Dans le même acte, l’actuel président du gouvernement catalan, Carles Puigdemont, a assuré son engagement envers les valeurs qu’il veut garder, vingt-quatre heures avant sa réponse à Mariano Rajoy pour confirmer s’il a ou s’il n’a pas déclarer l’indépendance de la Catalogne, Mardi 10 Octobre 2017, « nous réitérons notre engagement pour la paix, le civisme, la sérénité, la fermeté et la démocratie, qui inspirent les décisions que nous prenons ».

Un jour avant de répondre à l’ultimatum du gouvernement central, Carles Puigdemont a parlé avec le vice-président Oriol Junqueras et d’autres membres de son gouvernement sur la tombe de son prédécesseur, qui a été exécuté il y a soixante-dix sept ans.

Ada Colau, maire de Barcelone, a également accusé dans le même acte Pablo Casado. Elle l’a qualifié de pyromane et elle a demandé à son parti de l’exclure pour indignité et pour avoir offensé les victimes du franquisme, les catalans et l’Espagne.

Carles Puigdemont, accueilli par des dizaines de personnes criant « président », a déclaré que, « en ces temps difficiles et pourtant plein d’espoir pour ceux qui vivent en Catalogne », il faut répondre avec des valeurs civiques et démocratiques aux critiques et en particulier aux accusations d’endoctrinement politique et idéologique dans les écoles catalanes.

La présidente du parlement catalan, Carme Forcadell, a souligné que le parlement a adopté au mois de juin 2017 à l’unanimité l’annulation des jugements franquistes et elle a dit que « l’état espagnol n’a toujours pas présenté ses excuses pour l’exécution » de Lluis Companys. La présidente du parlement a souligné que Lluis Companys était le seul président d’un gouvernement démocratique européen fusillé par les fascistes.

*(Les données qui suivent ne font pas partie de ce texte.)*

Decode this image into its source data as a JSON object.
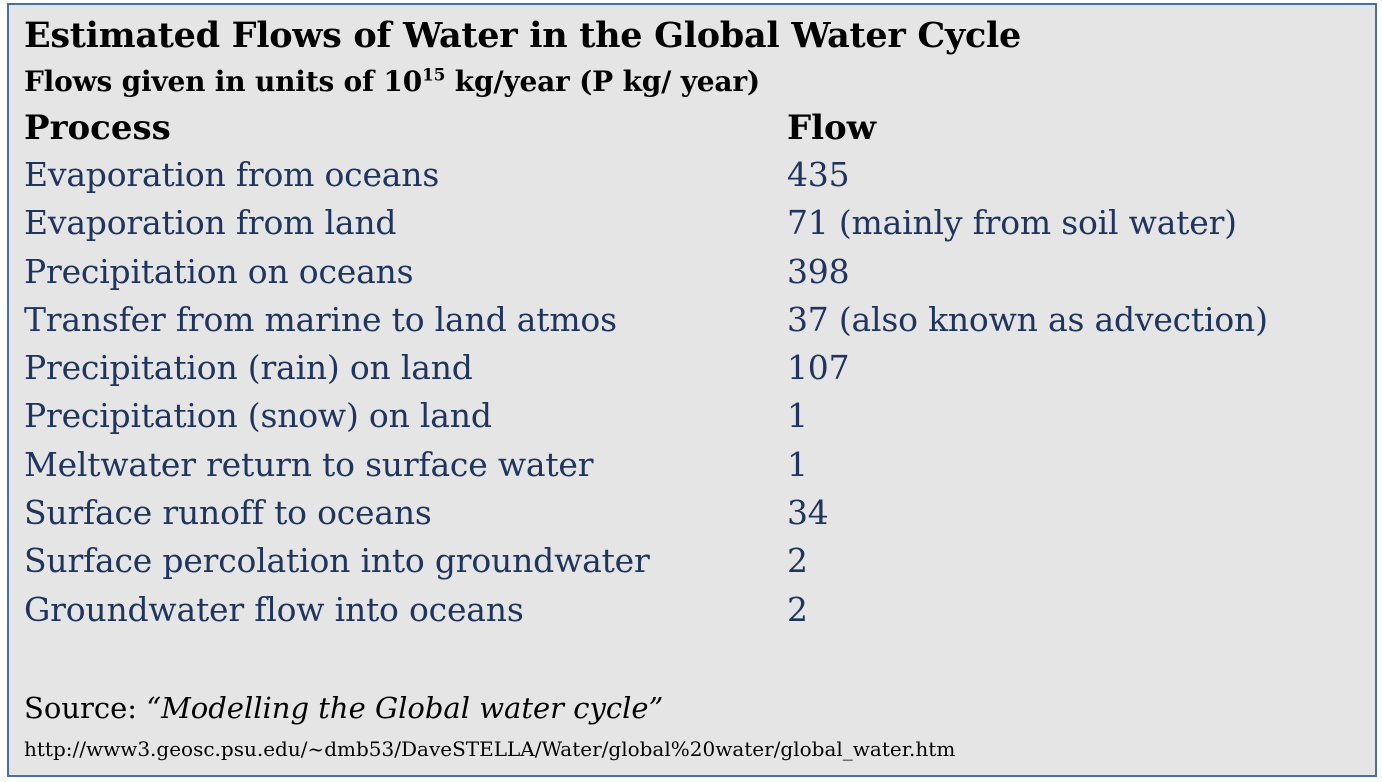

A) Hommage à un défenseur des institutions catalanes

La Généralité de Catalogne avait été restaurée en 1931, et il s’agissait par conséquent alors d’un gouvernement jeune et faible face à des adversaires si puissants. L’honneur m’incombe d’être moi-même le 129e président de la Généralité. Seuls cinq présidents me séparent de Lluís Companys. Soixante-quinze ans se sont écoulés et le Gouvernement de la Catalogne est aujourd’hui une institution solide, consolidée et stable. Le président Companys lutta et mourut en défendant les institutions catalanes.

Heureusement, de nos jours, la situation ne peut se comparer à ces temps-là. Mais la volonté d’exister des Catalans et notre aspiration à décider de notre avenir par nous-mêmes restent intactes. Je ne veux pas conclure cet article sans rappeler que les gouvernements français et allemand ont reconnu leur part de responsabilité dans l’arrestation et la déportation du président Companys et qu’ils l’ont publiquement regretté. Il s’agit là d’un geste de justice que je souhaite saluer publiquement car il honore ces deux gouvernements.

La construction d’une Europe unie, démocratique et solidaire exige non seulement que nous maintenions en vie la mémoire historique, mais aussi que nous soyons capables de reconnaître nos erreurs.